Access Type

Open Access Dissertation

Date of Award

January 2014

Degree Type


Degree Name



Computer Science

First Advisor

Nathan W. Fisher


Compositional real-time research has become one of the emerging trends in embedded and real-time systems due to the increasing scale and complexity of such systems. In this design paradigm, a large system is decomposed into smaller and simpler components, each of which abstracts their temporal requirements via interfaces. Such systems are mostly implemented by resource partitions to ensure that the components receive resources according to their interfaces. Potential implementations of a resource partition are via server-based interfaces or demand-based interfaces. In this context, our thesis in this dissertation is as follows:

Currently, server-based interfaces ensure strong temporal isolation among components at the cost of resource over-provisioning whereas demand-based interfaces precisely model the resource demand of a component without the guarantee of temporal isolation. For both these models, efficient and effective resource allocation as well as strict temporal isolation among components can be achieved. Specifically, we can obtain efficient and near-optimal bandwidth allocation schemes and admission controllers for periodic resource model and arbitrary demand-based interface respectively. Furthermore, efficient slack reclamation technique can be obtained to allocate unused processing resources at runtime while still enforcing the given interface.

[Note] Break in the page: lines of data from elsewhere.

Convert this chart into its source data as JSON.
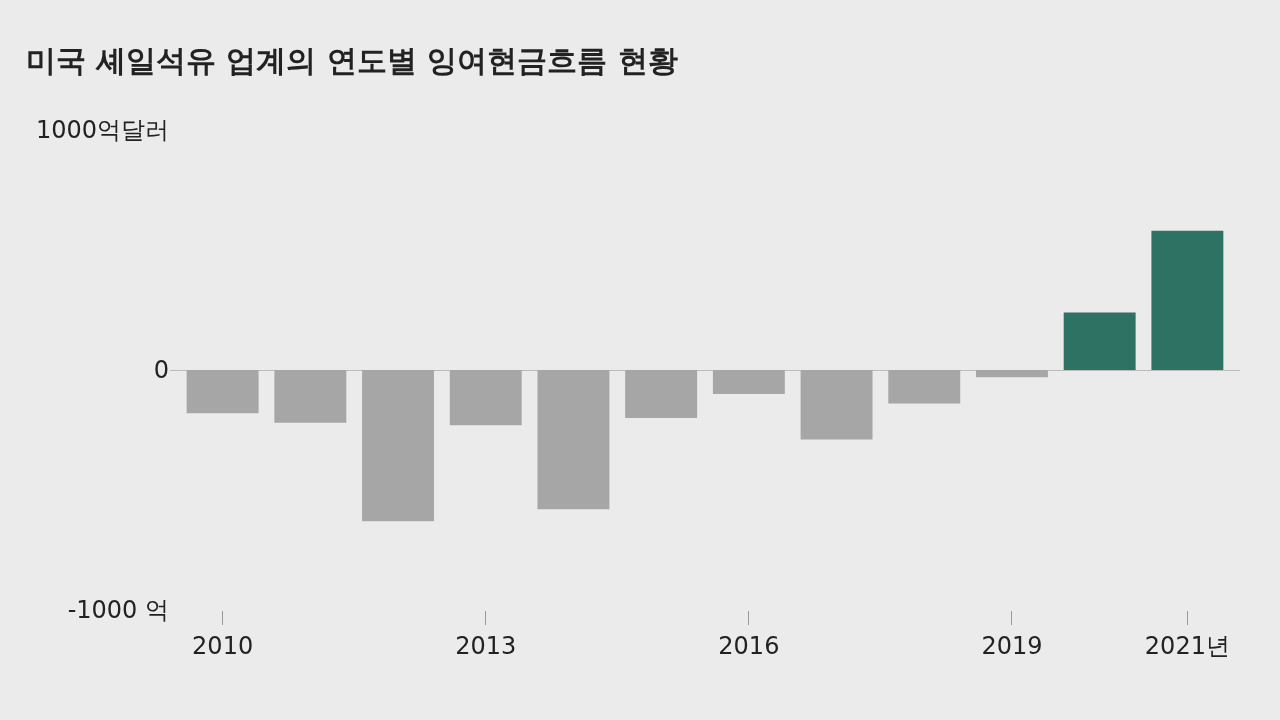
{
  "chart_data": {
    "type": "bar",
    "title": "미국 셰일석유 업계의 연도별 잉여현금흐름 현황",
    "categories": [
      "2010",
      null,
      null,
      "2013",
      null,
      null,
      "2016",
      null,
      null,
      "2019",
      null,
      "2021년"
    ],
    "values": [
      -180,
      -220,
      -630,
      -230,
      -580,
      -200,
      -100,
      -290,
      -140,
      -30,
      240,
      580
    ],
    "colors": [
      "#a6a6a6",
      "#a6a6a6",
      "#a6a6a6",
      "#a6a6a6",
      "#a6a6a6",
      "#a6a6a6",
      "#a6a6a6",
      "#a6a6a6",
      "#a6a6a6",
      "#a6a6a6",
      "#2e7264",
      "#2e7264"
    ],
    "ylim": [
      -1000,
      1000
    ],
    "yticks": [
      {
        "value": 1000,
        "label": "1000억달러"
      },
      0,
      {
        "value": -1000,
        "label": "-1000 억"
      }
    ],
    "grid": "y"
  }
}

To support our thesis, we address efficient resource allocation among components with server-based interfaces by providing fully-polynomial-time approximation schemes (FPTAS) for allocating processing resource to components scheduled by earliest-deadline-first (EDF) or fixed-priority (FP) scheduling algorithm. For enforcing temporal isolation of demand-based interfaces, we provide a parametric approximate admission control algorithm, which has polynomial-time complexity in terms of number of active jobs in the system and the approximation parameter. Finally, to address efficient reclamation of unused processing resources, we give a novel technique to optimally and efficiently determine maximum allowable runtime slack for a component with arbitrary interface, considering active jobs in the system and guaranteeing system schedulability even for worst-case future job arrival scenarios. We expect that these techniques can ultimately be used to minimize the size, weight, and power requirements of real-time and embedded systems by reducing the processing resource requirements of such systems.